Perhaps this explains why established saw manufacturers were hesitant to adopt the initially-unproven technology, prompting SawStop to begin developing its own line of branded products. In 2004 the company released its first model—a thirty-seven hundred-dollar cabinet saw intended primarily for professional contractors and well-to-do individuals—and inevitably, users soon began having accidents, as they would with any power saw.

Keith Dier, 46, project manager for Network Construction and Installation Inc.—a general contractor and custom cabinet installer in Beaver Creek, Oregon—is one of those individuals. An experienced woodworker who has operated power saws since he began helping out in his grandfather’s cabinet shop as a young boy, Dier was working in his boss’ garage when the incident occurred. “I was splitting a piece of wood, got distracted by a car in the driveway and got my finger in the blade,” he recalls. It was his first time using a SawStop saw, and the resulting injury (or lack thereof) made Dier a believer. “All I got was a little nick,” he begins. “If it hadn’t been for SawStop, the outcome would have been a heckuva lot worse.”

Naturally, Dier’s boss wasn’t happy about the mishap, but was thrilled that SawStop prevented a bloody, expensive-to-treat wound. And all that was necessary to get the saw working again was a new blade ($60) and a replacement brake cartridge, which SawStop provides free in exchange for the spent cartridge and a filled-out-form describing the circumstances of an accident. According to Gass, the downloadable data contained on each cartridge is precious. “It’s a little like a black box, as we can see electrically what happened, and that helps us to further refine the algorithms,” he says.

Over the years, incidents like Dier’s have proved that SawStop works reliably, yet all other manufacturers have thus far resisted licensing the technology. Gass can recite a laundry list of reasons why his competitors claim it can’t or shouldn’t be utilized on all saws, the most vociferously offered argument being that it would give SawStop a monopoly.

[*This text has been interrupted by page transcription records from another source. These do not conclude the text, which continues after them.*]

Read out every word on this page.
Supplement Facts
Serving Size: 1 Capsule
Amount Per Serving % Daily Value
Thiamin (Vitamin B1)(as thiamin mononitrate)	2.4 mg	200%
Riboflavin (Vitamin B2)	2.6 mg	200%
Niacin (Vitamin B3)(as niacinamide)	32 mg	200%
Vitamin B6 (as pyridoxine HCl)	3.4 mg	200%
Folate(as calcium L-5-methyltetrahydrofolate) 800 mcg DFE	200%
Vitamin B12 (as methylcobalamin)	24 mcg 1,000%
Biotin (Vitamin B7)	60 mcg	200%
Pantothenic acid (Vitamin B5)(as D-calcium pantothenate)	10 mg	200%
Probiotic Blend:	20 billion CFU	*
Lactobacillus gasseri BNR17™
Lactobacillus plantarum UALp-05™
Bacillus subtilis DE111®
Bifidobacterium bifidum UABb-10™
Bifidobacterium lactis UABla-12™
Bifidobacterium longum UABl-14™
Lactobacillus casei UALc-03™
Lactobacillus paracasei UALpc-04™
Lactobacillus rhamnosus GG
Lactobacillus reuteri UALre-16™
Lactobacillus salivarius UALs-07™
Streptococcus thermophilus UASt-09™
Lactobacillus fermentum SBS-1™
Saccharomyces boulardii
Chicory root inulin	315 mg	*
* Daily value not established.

“It’s an argument that essentially says it’s unfair if SawStop gets some kind of a boon from this. But to me it’s neither here nor there as to whether it should be implemented from a societal standpoint,” he stresses. Gass points out that according to the U.S. Consumer Product Safety Commission (CPSC) there are upwards of 40,000 table saw injuries a year that require medical attention, accidents that cost society $2 billion in injury-related costs. With gross annual sales of table saws in the $200-$300 million range, “these products are doing something like ten times their purchase price in economic harm every year,” he begins. “The injuries cost far more than it would cost to prevent them. If [manufacturers] spent a little extra and put our technology—or something like it—on their saws, you would get at least ten times the payback to society.”